Investigação liderada por Yalda Jamshidi, do St George, Universidade de Londres, e Chiara Manzini, da Universidade George Washington, permitiu examinar o ADN de cinco indivíduos que foram afetados precocemente por um grupo de condições, incluindo fraqueza muscular e incapacidade de andar.
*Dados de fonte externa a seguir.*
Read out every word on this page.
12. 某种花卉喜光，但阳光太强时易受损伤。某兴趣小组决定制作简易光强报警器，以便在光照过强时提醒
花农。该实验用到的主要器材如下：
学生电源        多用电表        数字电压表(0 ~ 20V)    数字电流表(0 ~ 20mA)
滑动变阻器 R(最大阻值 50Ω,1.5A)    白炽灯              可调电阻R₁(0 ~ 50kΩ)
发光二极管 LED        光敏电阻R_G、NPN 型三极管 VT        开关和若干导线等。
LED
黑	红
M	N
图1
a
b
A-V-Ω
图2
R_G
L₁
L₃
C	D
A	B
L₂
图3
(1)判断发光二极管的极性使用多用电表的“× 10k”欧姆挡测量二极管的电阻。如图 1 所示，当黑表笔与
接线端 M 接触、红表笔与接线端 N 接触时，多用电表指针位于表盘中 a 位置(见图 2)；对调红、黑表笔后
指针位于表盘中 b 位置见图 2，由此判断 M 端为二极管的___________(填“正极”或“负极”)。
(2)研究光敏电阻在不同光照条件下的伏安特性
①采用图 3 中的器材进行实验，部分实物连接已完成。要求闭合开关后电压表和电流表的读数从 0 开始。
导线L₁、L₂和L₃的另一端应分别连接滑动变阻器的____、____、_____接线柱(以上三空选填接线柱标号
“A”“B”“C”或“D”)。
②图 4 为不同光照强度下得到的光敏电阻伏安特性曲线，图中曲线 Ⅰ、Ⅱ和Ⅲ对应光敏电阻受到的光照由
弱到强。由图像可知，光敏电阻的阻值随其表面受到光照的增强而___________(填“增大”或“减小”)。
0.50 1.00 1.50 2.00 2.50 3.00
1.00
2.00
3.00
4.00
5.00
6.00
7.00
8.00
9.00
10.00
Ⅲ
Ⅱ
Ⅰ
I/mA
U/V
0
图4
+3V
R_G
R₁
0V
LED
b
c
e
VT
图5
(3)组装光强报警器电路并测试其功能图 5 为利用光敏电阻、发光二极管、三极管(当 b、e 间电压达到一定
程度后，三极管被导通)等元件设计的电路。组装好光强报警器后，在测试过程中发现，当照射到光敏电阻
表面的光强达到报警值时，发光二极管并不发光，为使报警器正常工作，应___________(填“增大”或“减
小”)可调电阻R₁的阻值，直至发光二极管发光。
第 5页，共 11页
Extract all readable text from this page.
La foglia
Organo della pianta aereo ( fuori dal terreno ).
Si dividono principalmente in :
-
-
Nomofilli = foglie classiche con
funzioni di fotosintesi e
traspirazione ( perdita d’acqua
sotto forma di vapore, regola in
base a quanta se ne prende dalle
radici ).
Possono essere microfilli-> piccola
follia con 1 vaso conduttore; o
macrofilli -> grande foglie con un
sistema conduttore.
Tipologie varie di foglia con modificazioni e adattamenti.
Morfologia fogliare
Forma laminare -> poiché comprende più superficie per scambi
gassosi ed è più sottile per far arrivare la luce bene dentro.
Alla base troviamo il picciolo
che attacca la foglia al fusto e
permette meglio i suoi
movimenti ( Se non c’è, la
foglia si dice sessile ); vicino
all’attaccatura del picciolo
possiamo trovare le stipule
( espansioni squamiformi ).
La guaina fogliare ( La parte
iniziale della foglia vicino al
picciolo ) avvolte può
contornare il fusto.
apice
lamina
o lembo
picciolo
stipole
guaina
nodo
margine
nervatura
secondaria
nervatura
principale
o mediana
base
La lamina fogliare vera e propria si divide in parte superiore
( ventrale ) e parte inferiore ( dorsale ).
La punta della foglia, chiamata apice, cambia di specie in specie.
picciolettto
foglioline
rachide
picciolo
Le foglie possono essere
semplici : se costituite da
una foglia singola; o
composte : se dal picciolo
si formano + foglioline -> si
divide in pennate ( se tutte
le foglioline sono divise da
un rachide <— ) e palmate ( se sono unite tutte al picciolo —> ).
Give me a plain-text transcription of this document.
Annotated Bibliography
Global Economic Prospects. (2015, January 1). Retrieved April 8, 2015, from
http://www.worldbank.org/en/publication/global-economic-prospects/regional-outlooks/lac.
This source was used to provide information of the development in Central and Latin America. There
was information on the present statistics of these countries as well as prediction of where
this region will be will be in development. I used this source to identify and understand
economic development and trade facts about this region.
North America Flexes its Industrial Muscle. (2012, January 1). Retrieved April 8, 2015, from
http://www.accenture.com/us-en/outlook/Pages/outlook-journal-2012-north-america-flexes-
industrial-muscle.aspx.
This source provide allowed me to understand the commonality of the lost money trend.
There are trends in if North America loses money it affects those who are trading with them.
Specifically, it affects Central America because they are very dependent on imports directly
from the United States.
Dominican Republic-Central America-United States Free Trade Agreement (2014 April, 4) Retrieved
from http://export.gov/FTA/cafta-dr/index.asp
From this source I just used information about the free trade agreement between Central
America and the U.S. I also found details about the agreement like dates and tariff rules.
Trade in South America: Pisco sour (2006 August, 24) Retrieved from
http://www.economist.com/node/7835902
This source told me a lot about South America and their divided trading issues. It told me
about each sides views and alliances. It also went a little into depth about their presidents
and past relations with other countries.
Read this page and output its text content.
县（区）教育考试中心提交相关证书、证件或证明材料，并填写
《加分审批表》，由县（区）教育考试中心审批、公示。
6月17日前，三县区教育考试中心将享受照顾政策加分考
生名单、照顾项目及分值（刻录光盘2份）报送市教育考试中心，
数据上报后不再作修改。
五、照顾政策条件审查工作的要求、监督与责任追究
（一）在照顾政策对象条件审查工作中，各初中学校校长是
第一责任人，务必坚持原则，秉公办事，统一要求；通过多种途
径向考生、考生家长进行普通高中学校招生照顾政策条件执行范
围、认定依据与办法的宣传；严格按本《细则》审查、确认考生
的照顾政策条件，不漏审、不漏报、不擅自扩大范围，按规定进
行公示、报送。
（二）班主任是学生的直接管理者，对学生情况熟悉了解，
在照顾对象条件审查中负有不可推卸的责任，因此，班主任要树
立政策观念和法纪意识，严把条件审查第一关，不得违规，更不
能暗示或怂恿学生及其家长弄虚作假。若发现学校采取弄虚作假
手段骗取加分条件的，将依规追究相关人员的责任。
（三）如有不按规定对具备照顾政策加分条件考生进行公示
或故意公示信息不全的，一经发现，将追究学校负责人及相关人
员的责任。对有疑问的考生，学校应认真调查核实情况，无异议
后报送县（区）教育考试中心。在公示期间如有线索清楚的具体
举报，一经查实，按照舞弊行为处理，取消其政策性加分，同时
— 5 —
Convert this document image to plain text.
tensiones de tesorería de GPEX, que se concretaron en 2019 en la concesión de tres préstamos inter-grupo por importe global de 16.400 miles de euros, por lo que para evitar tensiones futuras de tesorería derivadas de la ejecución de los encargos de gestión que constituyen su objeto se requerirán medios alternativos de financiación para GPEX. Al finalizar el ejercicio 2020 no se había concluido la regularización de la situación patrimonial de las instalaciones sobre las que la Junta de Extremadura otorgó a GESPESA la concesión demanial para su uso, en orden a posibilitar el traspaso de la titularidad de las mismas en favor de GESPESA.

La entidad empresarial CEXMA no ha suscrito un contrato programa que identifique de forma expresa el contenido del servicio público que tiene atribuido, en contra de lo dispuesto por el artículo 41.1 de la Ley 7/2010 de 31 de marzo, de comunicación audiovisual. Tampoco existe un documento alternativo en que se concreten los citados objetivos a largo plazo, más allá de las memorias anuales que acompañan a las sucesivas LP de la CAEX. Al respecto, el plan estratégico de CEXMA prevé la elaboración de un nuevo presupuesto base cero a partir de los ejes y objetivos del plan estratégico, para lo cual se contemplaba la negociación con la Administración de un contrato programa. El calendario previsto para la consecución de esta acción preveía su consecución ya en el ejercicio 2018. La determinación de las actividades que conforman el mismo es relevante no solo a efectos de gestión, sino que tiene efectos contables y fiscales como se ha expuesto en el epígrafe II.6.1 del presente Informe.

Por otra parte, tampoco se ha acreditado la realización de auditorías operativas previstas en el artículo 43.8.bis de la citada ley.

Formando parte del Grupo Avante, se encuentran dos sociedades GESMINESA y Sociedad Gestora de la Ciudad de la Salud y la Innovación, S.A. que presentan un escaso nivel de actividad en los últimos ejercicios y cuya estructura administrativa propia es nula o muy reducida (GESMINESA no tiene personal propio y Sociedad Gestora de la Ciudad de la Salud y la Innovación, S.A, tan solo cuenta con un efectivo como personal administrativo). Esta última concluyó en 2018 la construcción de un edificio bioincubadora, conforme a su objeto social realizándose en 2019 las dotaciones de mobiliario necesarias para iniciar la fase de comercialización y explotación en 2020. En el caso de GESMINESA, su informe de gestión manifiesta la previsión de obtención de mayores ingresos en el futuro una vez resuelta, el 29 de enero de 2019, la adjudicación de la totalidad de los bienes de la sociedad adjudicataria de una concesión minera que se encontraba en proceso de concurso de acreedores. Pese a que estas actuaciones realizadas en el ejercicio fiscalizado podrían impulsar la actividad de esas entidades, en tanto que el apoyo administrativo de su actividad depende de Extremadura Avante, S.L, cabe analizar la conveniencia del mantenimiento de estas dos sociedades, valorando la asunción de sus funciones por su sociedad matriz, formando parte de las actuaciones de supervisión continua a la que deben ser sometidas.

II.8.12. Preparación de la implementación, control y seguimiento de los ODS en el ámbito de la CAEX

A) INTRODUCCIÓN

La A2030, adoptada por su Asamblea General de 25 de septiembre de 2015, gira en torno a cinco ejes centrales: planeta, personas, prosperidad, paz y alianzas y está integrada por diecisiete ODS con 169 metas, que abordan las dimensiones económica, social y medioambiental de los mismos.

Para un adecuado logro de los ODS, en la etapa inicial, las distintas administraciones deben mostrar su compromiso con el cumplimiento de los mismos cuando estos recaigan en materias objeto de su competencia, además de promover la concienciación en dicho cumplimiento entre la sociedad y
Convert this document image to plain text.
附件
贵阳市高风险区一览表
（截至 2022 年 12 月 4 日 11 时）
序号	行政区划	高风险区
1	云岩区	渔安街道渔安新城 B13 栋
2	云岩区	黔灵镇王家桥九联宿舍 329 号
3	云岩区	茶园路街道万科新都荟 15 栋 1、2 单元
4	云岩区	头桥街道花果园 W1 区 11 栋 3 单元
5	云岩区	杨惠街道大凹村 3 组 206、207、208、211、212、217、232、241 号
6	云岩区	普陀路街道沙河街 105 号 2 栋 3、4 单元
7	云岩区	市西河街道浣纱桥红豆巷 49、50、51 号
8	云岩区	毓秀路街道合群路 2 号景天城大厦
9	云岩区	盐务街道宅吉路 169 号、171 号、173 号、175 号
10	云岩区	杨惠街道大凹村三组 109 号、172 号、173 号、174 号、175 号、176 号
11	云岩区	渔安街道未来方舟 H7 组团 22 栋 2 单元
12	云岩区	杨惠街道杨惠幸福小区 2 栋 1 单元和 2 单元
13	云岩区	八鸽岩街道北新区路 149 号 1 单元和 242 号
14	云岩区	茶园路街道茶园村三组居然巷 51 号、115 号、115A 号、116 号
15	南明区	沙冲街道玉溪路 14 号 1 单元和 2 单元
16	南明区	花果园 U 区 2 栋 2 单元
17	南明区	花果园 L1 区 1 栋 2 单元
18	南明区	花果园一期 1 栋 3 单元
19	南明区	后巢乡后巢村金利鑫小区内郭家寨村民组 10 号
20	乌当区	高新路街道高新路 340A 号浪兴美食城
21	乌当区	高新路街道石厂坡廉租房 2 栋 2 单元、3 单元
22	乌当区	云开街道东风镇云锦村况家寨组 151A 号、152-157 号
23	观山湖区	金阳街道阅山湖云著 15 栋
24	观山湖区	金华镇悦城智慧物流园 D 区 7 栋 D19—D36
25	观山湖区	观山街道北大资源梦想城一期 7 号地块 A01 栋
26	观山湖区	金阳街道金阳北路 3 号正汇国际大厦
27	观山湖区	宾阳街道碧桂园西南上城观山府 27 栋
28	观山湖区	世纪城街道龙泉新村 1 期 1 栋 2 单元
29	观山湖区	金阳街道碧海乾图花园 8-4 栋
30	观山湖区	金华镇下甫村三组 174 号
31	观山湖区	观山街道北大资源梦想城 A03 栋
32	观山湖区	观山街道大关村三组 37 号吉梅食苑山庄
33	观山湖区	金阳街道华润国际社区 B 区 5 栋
Os investigadores verificaram também outros sintomas que incluíam cataratas, deficiência intelectual e baixa estatura.

No estudo os investigadores verificaram que alguns dos sintomas variavam entre os indivíduos, mas identificaram mutações no mesmo gene, o INPP5K. As mutações neste INPP5K nunca tinham sido relatadas até agora, ou seja, não eram conhecidas.

Para ter um maior conhecimento sobre o papel do gene no desenvolvimento da doença, os investigadores bloquearam a expressão do gene no peixe-zebra, e descobriram que o peixe apresentou danos musculares e defeitos oculares, semelhante às características observadas nos indivíduos com as mutações.

Yalda Jamshidi referiu que em face dos resultados alcançados, os mesmos podem ser utilizados “para testes de diagnóstico de pessoas com sintomas semelhantes aos descritos no estudo, e onde o gene responsável pela condição não é conhecido”.

“Se o INPP5K for identificado no teste como o gene defeituoso, os pacientes obterão uma melhor orientação e informações mais precisas sobre sua condição de saúde”.

A distrofia muscular congénita é um termo usado para um grupo de doenças musculares com perda de músculo, em que os sintomas tornam-se visíveis ainda em tenra idade. Estas doenças causam enfraquecimento dos músculos ao longo do tempo, levando a um aumento de deficiência, e também podem causar dificuldades de aprendizagem.

Robert Meadowcroft, diretor-executivo de Distrofia Muscular do Reino Unido, referindo-se aos resultados da investigação referiu: “Investigação que identifica genes para condições de perda de músculo, como esta, dá-nos uma visão valiosa para entender melhor essas condições complexas e raras. Sabemos que as famílias acham extremamente difícil viver no ‘desconhecimento’ sem um diagnóstico preciso, particularmente nesta era em que aumenta a medicina de precisão”.

“Os resultados deste trabalho podem ajudar algumas famílias com distrofia muscular congénita a receber um diagnóstico mais rápido, abrindo caminho para um potencial tratamento desta mutação no futuro “, acrescentou o especialista.

Yalda Jamshidi esclareceu que “não há atualmente nenhum tratamento disponível para abordar a causa genética que está na origem da distrofia muscular congénita”, e acrescentou: Esperamos que futuras investigações possam identificar por é que o gene INPP5K defeituoso causa estas doenças – essa informação irá ajudar a encontrar, no futuro, as terapias para a cura”.

O estudo liderado pelos investigadores Yalda Jamshidi, do St George, Universidade de Londres, e Chiara Manzini, da Universidade George Washington foi hoje, 9 de fevereiro, publicado no ‘American Journal of Human Genetics’.